Prior to a DPP press conference late last year, an exhausted DPP Legislator Yeh Yi-jin (葉宜津) told Tsai that she had been suffering from muscle aches for a while, so he gave her a short massage session, which helped her, Tsai said.
Tsai said everyone should learn how to relax their body and mind, and they should also learn proper training methods to build their muscles to reduce muscle aches and soreness.
Chen is equally enthusiastic about scuba diving, a passion that his wife, son and daughter have also embraced.

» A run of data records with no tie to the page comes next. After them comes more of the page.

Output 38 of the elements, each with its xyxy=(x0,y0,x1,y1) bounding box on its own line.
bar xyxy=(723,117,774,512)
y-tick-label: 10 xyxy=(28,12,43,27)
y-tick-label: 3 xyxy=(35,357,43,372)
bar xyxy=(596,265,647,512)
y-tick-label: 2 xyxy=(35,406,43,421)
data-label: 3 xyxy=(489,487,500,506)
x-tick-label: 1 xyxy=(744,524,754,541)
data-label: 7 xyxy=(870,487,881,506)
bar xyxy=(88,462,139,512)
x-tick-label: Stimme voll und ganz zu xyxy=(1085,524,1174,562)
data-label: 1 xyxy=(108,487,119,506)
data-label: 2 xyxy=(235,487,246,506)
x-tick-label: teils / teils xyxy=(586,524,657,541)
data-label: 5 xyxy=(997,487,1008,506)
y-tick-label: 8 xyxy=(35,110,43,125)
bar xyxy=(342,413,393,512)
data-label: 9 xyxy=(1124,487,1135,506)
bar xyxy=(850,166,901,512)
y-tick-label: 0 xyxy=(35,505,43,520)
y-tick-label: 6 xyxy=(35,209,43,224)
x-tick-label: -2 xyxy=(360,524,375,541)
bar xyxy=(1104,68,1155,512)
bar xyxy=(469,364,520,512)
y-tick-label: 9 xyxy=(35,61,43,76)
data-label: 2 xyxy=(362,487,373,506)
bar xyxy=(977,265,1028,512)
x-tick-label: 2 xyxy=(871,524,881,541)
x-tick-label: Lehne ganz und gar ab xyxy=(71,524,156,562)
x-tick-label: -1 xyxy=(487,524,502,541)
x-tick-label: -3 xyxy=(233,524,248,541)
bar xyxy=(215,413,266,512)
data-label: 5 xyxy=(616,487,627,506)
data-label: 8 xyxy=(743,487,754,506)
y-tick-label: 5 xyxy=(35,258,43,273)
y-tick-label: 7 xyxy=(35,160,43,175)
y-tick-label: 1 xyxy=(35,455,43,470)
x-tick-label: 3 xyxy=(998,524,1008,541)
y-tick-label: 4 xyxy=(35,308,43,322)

The entire family are licensed divers, said Chen, who also hosts of an online diving community.
Snorkeling near Kenting National Park in Pingtung County initiated him into the wonders of the undersea world, he said.
A series of discounted scuba courses offered by a diving club at National Taiwan University fueled his enthusiasm.
In addition to diving off of Green Island (綠島) and Orchid Island (蘭嶼, also known as Lanyu), Chen has visited several popular Pacific Ocean destinations in Palau, Malaysia and Indonesia, he said, adding that he had taken diving trips with former DPP legislators Chiu Tai-san (邱太三) and Lee Wen-chung (李文忠).
Scuba diving relaxes one mentally and physically, and three dives are all one needs for a perfect holiday, he said.
However, divers should also be aware of the dangers they face and should never go diving alone, he said. Raptures of the deep caused by nitrogen narcosis and decompression sickness — which can occur when a diver tries to surface too quickly — are just some of the risks, he said.
Diving in groups can minimize the risks, he said.
The waters around Taiwan and neighboring countries are diverse and beautiful, so it is a shame that so few Taiwanese learn to scuba dive, Chen said.
He said Sipadan in Malaysia was the best diving site he has visted, although Palau is his favorite spot.